There was some delays incidental to the floods in the Conemaugh Valley before the train reached Johnstown, and a further delay at that point, and the train was considerably behind time when it left Johnstown. Said Mr. Scheerer: “The parlor car was fully occupied when I went aboard the train, and a seat was accordingly given me in the sleeper at the rear end of the train. There were several passengers in this car, how many I cannot say exactly, among them some ladies. It was raining hard all the time and we were not a very excited nor a happy crowd, but were whiling away the time in reading and in looking at the swollen torrent of the river. Very few of the people were apprehensive of any danger in the situation, even after we had been held up at Conemaugh for nearly five hours.

“The railroad tracks where our train stopped were full fourteen feet above the level of the river, and there was a large number of freight and passenger cars and locomotives standing on the tracks near us and strung along up the road for a considerable distance. Between the road and the hill that lay at our left there was a ditch, through which the water that came down from the hill was running like a mill-race. It was a monotonous wait to all of us, and after a time many inquiries were made as to why we did not go ahead. Some of the passengers who made the inquiry were answered laconically—‘Wash-out,’ and with this they had to be satisfied. I had been over the road several times before, and knew of the existence of the dangerous and threatening dam up in the South Fork gorge, and could not help connecting it in my mind with the cause of our delay. But neither was I apprehensive of danger, for the possibility of the dam giving away had been often discussed by passengers in my presence, and everybody supposed that the utmost damage it would do when it broke, as everybody believed it sometime would, would be to swell a little higher the current that tore down through the Conemaugh Valley.

“Such a possibility as the carrying away of a train of cars on the great Pennsylvania road was never seriously entertained by anybody. We had stood stationary until about four o’clock, when two colored porters went through the car within a short time of each other, looking and acting rather excited. I asked the first one what the matter was, and he replied that he did not know. I inferred from his reply that if there was any thing serious up, the passengers would be informed, and so I went on reading. When the next man came along I asked him if the reservoir had given way, and he said he thought it had.
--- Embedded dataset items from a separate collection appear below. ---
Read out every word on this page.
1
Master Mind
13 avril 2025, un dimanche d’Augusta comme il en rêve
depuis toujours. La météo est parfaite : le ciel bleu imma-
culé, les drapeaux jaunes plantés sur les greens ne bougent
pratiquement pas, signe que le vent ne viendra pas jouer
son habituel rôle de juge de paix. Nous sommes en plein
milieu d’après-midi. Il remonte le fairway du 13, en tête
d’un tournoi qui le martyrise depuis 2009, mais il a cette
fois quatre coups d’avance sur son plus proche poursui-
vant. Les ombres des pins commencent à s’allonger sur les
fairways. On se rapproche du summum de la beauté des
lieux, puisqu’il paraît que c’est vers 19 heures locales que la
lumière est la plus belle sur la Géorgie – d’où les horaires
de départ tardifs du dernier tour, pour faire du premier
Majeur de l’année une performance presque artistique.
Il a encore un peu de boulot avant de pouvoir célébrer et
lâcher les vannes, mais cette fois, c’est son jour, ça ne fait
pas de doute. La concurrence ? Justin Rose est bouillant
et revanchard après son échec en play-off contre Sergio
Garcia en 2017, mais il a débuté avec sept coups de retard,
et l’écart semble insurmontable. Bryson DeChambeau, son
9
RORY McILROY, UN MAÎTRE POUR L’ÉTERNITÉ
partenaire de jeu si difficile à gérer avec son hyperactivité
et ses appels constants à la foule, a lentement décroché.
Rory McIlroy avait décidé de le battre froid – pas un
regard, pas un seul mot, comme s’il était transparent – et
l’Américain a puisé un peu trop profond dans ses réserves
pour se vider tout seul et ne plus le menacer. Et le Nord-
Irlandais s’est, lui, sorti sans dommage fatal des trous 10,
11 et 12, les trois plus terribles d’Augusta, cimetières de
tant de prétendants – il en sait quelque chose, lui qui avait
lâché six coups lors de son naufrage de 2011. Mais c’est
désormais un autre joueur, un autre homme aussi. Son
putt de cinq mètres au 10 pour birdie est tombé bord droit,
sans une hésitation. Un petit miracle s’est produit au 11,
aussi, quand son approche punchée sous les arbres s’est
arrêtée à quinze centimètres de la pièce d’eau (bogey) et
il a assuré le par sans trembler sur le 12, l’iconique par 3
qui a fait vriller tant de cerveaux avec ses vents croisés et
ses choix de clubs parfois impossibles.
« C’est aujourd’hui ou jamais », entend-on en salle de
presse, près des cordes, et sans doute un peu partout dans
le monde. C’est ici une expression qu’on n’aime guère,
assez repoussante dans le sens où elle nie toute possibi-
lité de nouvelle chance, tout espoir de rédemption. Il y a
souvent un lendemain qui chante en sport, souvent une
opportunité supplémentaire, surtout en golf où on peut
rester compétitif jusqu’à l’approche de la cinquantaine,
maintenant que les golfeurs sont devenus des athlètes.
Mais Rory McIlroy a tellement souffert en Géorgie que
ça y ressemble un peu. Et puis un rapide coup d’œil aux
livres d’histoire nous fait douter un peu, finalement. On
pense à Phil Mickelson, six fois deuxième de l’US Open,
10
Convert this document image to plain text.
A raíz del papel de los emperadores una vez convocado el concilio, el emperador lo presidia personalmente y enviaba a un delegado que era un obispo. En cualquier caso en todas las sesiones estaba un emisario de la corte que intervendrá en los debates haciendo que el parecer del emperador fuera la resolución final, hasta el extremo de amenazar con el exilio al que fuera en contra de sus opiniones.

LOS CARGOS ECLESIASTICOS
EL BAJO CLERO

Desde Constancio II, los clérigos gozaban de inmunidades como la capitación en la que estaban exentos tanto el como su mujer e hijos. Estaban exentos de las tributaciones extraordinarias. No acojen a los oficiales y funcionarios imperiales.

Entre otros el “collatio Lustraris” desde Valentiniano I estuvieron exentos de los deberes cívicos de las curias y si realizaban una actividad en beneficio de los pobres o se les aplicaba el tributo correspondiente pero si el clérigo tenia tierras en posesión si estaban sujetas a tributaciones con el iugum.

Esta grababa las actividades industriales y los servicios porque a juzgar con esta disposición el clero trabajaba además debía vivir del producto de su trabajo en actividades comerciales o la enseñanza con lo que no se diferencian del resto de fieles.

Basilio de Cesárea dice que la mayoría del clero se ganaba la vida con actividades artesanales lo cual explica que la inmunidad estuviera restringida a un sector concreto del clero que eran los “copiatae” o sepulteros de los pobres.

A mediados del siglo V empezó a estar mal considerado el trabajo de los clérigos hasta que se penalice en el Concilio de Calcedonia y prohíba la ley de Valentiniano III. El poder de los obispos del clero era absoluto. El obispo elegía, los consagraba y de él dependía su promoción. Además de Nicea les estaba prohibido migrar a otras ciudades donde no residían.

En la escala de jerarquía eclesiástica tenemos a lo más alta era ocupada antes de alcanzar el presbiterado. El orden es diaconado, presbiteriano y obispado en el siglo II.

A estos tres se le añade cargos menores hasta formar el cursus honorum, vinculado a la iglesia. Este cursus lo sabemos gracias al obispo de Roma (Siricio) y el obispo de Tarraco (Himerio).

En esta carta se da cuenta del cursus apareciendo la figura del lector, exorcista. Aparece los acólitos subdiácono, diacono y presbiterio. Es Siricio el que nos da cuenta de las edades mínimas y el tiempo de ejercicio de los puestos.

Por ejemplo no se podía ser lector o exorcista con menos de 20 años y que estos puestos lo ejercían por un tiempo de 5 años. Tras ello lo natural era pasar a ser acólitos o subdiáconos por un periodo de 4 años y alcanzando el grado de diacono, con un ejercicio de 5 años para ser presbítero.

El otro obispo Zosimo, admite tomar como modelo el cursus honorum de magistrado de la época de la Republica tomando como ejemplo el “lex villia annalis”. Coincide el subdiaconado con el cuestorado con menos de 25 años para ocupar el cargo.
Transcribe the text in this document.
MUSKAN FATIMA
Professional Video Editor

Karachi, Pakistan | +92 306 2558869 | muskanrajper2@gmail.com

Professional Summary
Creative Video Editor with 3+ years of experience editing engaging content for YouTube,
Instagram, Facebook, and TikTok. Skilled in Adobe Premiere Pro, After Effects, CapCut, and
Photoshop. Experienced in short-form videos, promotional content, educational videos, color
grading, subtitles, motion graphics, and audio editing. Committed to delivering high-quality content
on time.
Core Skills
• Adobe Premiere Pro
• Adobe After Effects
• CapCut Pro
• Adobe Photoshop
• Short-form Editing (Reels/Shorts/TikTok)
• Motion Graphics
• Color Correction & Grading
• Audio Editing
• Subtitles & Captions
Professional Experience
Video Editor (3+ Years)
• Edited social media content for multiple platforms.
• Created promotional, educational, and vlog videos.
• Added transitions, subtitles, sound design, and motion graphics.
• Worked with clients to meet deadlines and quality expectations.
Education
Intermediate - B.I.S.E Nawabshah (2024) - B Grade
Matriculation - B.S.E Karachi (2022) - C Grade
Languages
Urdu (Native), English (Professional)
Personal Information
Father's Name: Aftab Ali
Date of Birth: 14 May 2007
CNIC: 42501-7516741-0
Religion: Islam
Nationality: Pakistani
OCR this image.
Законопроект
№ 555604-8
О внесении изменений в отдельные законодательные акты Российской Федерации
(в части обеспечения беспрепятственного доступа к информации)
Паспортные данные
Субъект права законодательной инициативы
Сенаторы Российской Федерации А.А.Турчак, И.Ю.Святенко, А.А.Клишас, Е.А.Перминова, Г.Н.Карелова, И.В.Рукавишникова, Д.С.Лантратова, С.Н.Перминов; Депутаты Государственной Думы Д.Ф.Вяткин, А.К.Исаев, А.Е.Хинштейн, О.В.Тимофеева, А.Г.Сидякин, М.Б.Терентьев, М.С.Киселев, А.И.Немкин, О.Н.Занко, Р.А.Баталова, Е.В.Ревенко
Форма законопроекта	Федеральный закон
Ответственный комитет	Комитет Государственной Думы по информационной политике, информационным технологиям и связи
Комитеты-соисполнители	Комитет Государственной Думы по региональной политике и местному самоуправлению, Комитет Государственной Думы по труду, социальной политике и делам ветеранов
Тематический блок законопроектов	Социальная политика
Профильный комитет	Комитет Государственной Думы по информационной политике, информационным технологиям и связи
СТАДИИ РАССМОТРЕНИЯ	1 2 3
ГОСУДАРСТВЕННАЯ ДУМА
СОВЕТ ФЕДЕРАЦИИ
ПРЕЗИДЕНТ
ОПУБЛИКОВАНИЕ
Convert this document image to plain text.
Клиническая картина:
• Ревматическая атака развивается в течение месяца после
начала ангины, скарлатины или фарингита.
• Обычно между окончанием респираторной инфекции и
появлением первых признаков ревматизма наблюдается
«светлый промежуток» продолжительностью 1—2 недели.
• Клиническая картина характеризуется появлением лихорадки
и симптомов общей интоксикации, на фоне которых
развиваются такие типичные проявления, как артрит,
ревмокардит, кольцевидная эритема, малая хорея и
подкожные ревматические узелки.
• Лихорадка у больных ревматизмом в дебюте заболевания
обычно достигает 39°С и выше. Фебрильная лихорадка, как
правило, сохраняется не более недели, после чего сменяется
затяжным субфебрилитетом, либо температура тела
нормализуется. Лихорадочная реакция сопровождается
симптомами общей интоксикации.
“I put down my book and stepped out quickly to the rear platform, and was horrified at the sight that met my gaze up the valley. It seemed as if a forest was coming down upon us. There was a great wall of water roaring and grinding swiftly along, so thickly studded with the trees from along the mountain sides that it looked like a gigantic avalanche of trees. Of course I lingered but an instant, for the mortal danger we all were in flashed upon me at the first sight of that terrible on-coming torrent. But in that instant I saw an engine lifted bodily off the track and thrown over backward into the whirlpool, where it disappeared, and houses crushed and broken up in the flash of an eye.

“The noise was like incessant thunder. I turned back into the car and shouted to the ladies, three of whom alone were in the car at the moment, to fly for their lives. I helped them out of the car on the side toward the hill, and urged them to jump across the ditch and run for their lives. Two of them did so, but the third, a rather heavy lady, a missionary, who was on her way to a foreign station, hesitated for an instant, doubtful if she could make the jump. That instant cost her her life. While I was holding out my hand to her and urging her to jump, the rush of waters came down and swept her, like a doll, down into the torrent. In the same instant an engine was thrown from the track into the ditch at my feet. The water was about my knees as I turned and scrambled up the hill, and when I looked back, ten seconds later, it was surging and grinding ten feet deep over the track I had just left.

“The rush of waters lasted three-quarters of an hour, while we stood rapt and spell-bound in the rain, looking at the ruin no human agency could avert. The scene was beyond the power of language to describe. You would see a building standing in apparent security above the swollen banks of the river, the people rushing about the doors, some seeming to think that safety lay indoors, while others rushed toward higher ground, stumbling and falling in the muddy streets, and then the flood rolled over them, crushing in the house with a crash like thunder, and burying house and people out of sight entirely. That, of course, was the scene of only an instant, for our range of vision was only over a small portion of the city.

“We sought shelter from the rain in the home of a farmer who lived high up on the side-hill, and the next morning walked down to Johnstown and viewed the ruins. It seemed as if the city was utterly destroyed. The water was deep over all the city and few people were visible. We returned to Conemaugh and were driven over the mountains to Ebensburg, where we took the train for Altoona, but finding we could get no further in that direction we turned back to Ebensburg, and from there went by wagon to Johnstown, where we found a train that took us to Pittsburg. I got home by the New York Central.”